For patients age 45 years and older, therapeutic use of anticoagulants and diabetes agents inflicted the most harm. “For older adults, optimizing both the safety and effectiveness of anticoagulants and diabetes medications continues to be a challenge,” Budnitz laments.

New oral anticoagulants (e.g., apixaban and rivaroxaban) carry lower rates of bleeding complications. New diabetes medications (e.g., SGLT2 inhibitors and GLP-1 receptor agonists) carry lower rates of hypoglycemia.3 “Nonetheless, bleeding from anticoagulants and hypoglycemia, especially among older adults, remains the leading cause of acute adverse events leading to ED visits,” Budnitz reports.

Patients experiencing harms from medications present to the ED in many ways.

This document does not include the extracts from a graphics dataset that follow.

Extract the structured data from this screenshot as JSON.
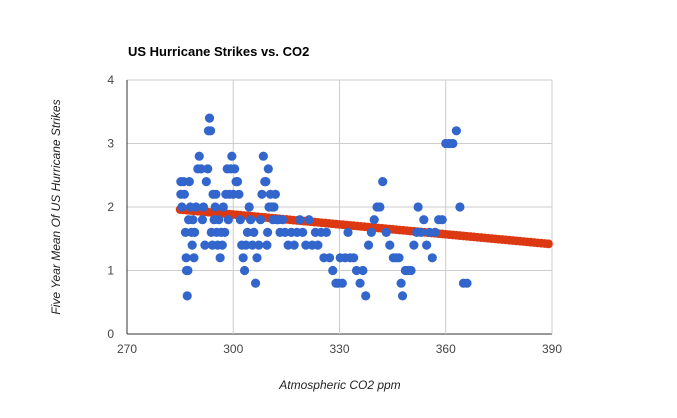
{
  "chart_data": {
    "type": "scatter",
    "title": "US Hurricane Strikes vs. CO2",
    "xlabel": "Atmospheric CO2 ppm",
    "ylabel": "Five Year Mean Of US Hurricane Strikes",
    "xlim": [
      270,
      390
    ],
    "ylim": [
      0,
      4
    ],
    "x_ticks": [
      "270",
      "300",
      "330",
      "360",
      "390"
    ],
    "y_ticks": [
      "0",
      "1",
      "2",
      "3",
      "4"
    ],
    "grid": true,
    "legend": "none",
    "series": [
      {
        "color": "#3366cc",
        "points": [
          [
            285.2,
            2.4
          ],
          [
            285.2,
            2.2
          ],
          [
            285.5,
            2.0
          ],
          [
            286.0,
            2.4
          ],
          [
            286.2,
            2.2
          ],
          [
            286.5,
            1.6
          ],
          [
            286.7,
            1.2
          ],
          [
            286.8,
            1.0
          ],
          [
            287.0,
            0.6
          ],
          [
            287.2,
            1.0
          ],
          [
            287.4,
            1.8
          ],
          [
            287.6,
            2.4
          ],
          [
            287.9,
            2.0
          ],
          [
            288.2,
            1.6
          ],
          [
            288.4,
            1.4
          ],
          [
            288.6,
            1.8
          ],
          [
            288.9,
            1.2
          ],
          [
            289.1,
            1.6
          ],
          [
            289.5,
            2.0
          ],
          [
            290.0,
            2.6
          ],
          [
            290.4,
            2.8
          ],
          [
            290.9,
            2.6
          ],
          [
            291.3,
            1.8
          ],
          [
            291.6,
            2.0
          ],
          [
            292.0,
            1.4
          ],
          [
            292.4,
            2.4
          ],
          [
            292.8,
            2.6
          ],
          [
            293.0,
            3.2
          ],
          [
            293.3,
            3.4
          ],
          [
            293.6,
            3.2
          ],
          [
            293.8,
            1.6
          ],
          [
            294.1,
            1.4
          ],
          [
            294.3,
            2.2
          ],
          [
            294.6,
            1.8
          ],
          [
            294.9,
            2.0
          ],
          [
            295.1,
            2.2
          ],
          [
            295.3,
            1.6
          ],
          [
            295.6,
            1.4
          ],
          [
            295.9,
            1.8
          ],
          [
            296.3,
            1.2
          ],
          [
            296.6,
            1.6
          ],
          [
            296.9,
            1.4
          ],
          [
            297.2,
            2.0
          ],
          [
            297.6,
            1.6
          ],
          [
            297.9,
            2.2
          ],
          [
            298.3,
            2.6
          ],
          [
            298.6,
            1.8
          ],
          [
            298.9,
            2.2
          ],
          [
            299.3,
            2.6
          ],
          [
            299.6,
            2.8
          ],
          [
            300.0,
            2.2
          ],
          [
            300.4,
            2.6
          ],
          [
            300.8,
            2.4
          ],
          [
            301.2,
            2.4
          ],
          [
            301.6,
            2.2
          ],
          [
            302.0,
            1.8
          ],
          [
            302.4,
            1.4
          ],
          [
            302.8,
            1.2
          ],
          [
            303.2,
            1.0
          ],
          [
            303.6,
            1.4
          ],
          [
            304.0,
            1.6
          ],
          [
            304.5,
            2.0
          ],
          [
            304.9,
            1.8
          ],
          [
            305.4,
            1.4
          ],
          [
            305.8,
            1.6
          ],
          [
            306.3,
            0.8
          ],
          [
            306.7,
            1.2
          ],
          [
            307.2,
            1.4
          ],
          [
            307.7,
            1.8
          ],
          [
            308.1,
            2.2
          ],
          [
            308.5,
            2.8
          ],
          [
            308.9,
            2.4
          ],
          [
            309.2,
            2.4
          ],
          [
            309.5,
            1.4
          ],
          [
            309.7,
            1.6
          ],
          [
            309.9,
            2.6
          ],
          [
            310.1,
            2.0
          ],
          [
            310.5,
            2.2
          ],
          [
            310.9,
            2.0
          ],
          [
            311.2,
            1.8
          ],
          [
            311.5,
            2.0
          ],
          [
            311.9,
            2.2
          ],
          [
            312.3,
            1.8
          ],
          [
            312.7,
            1.8
          ],
          [
            313.2,
            1.6
          ],
          [
            313.9,
            1.8
          ],
          [
            314.6,
            1.6
          ],
          [
            315.5,
            1.4
          ],
          [
            316.4,
            1.6
          ],
          [
            317.2,
            1.4
          ],
          [
            318.0,
            1.6
          ],
          [
            318.8,
            1.8
          ],
          [
            319.6,
            1.6
          ],
          [
            320.5,
            1.4
          ],
          [
            321.4,
            1.8
          ],
          [
            322.3,
            1.4
          ],
          [
            323.2,
            1.6
          ],
          [
            323.9,
            1.4
          ],
          [
            324.8,
            1.6
          ],
          [
            325.6,
            1.2
          ],
          [
            326.3,
            1.6
          ],
          [
            327.2,
            1.2
          ],
          [
            328.1,
            1.0
          ],
          [
            329.0,
            0.8
          ],
          [
            329.6,
            0.8
          ],
          [
            330.2,
            1.2
          ],
          [
            330.8,
            0.8
          ],
          [
            331.6,
            1.2
          ],
          [
            332.4,
            1.6
          ],
          [
            333.0,
            1.2
          ],
          [
            334.0,
            1.2
          ],
          [
            334.8,
            1.0
          ],
          [
            335.8,
            0.8
          ],
          [
            336.6,
            1.0
          ],
          [
            337.4,
            0.6
          ],
          [
            338.2,
            1.4
          ],
          [
            339.0,
            1.6
          ],
          [
            339.8,
            1.8
          ],
          [
            340.6,
            2.0
          ],
          [
            341.4,
            2.0
          ],
          [
            342.2,
            2.4
          ],
          [
            343.2,
            1.6
          ],
          [
            344.2,
            1.4
          ],
          [
            345.2,
            1.2
          ],
          [
            346.0,
            1.2
          ],
          [
            346.8,
            1.2
          ],
          [
            347.4,
            0.8
          ],
          [
            347.8,
            0.6
          ],
          [
            348.6,
            1.0
          ],
          [
            349.4,
            1.0
          ],
          [
            350.2,
            1.0
          ],
          [
            351.0,
            1.4
          ],
          [
            351.8,
            1.6
          ],
          [
            352.2,
            2.0
          ],
          [
            353.0,
            1.6
          ],
          [
            353.8,
            1.8
          ],
          [
            354.6,
            1.4
          ],
          [
            355.4,
            1.6
          ],
          [
            356.2,
            1.2
          ],
          [
            357.0,
            1.6
          ],
          [
            358.0,
            1.8
          ],
          [
            359.0,
            1.8
          ],
          [
            360.0,
            3.0
          ],
          [
            361.0,
            3.0
          ],
          [
            362.0,
            3.0
          ],
          [
            363.0,
            3.2
          ],
          [
            364.0,
            2.0
          ],
          [
            365.0,
            0.8
          ],
          [
            366.0,
            0.8
          ]
        ]
      },
      {
        "color": "#dc3912",
        "trend": [
          [
            285,
            1.96
          ],
          [
            389,
            1.42
          ]
        ]
      }
    ]
  }
}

Sometimes, it is apparent, such as changes in mentation; other times, it is more inconspicuous and requires diagnostic tests to pinpoint, says Andrew S. Martin, MSN, RN, CPHRM, patient safety analyst and consultant at ECRI.

“ED clinicians may become anchored on a particular diagnosis and may not always consider medication harm, as medication harm may manifest with similar symptoms as other diagnoses,” Martin observes.

Patients do not always disclose nontherapeutic use of medication to providers. Mary C. Magee, MSN, RN, CPHQ, CPPS, project manager, patient safety analyst, and consultant at ECRI, warns, “this nondisclosure does not alleviate the responsibilities of the ED clinicians to identify acute issues, provide treatment to stabilize the patient, and refer for follow-up, as appropriate.”


  1. Budnitz DS, Shehab N, Lovegrove MC, et al. US emergency department visits attributed to medication harms, 2017-2019. JAMA 2021;326:1299-1309.
  2. Shehab N, Lovegrove MC, Geller AI, et al. US emergency department visits for outpatient adverse drug events, 2013-2014. JAMA 2016;316:2115-2125.
  3. Doyle-Delgado K, Chamberlain JJ, Shubrook JH, et al. Pharmacologic approaches to glycemic treatment of Type 2 diabetes: Synopsis of the 2020 American Diabetes Association’s standards of medical care in diabetes clinical guideline. Ann Intern Med 2020;173:813-821.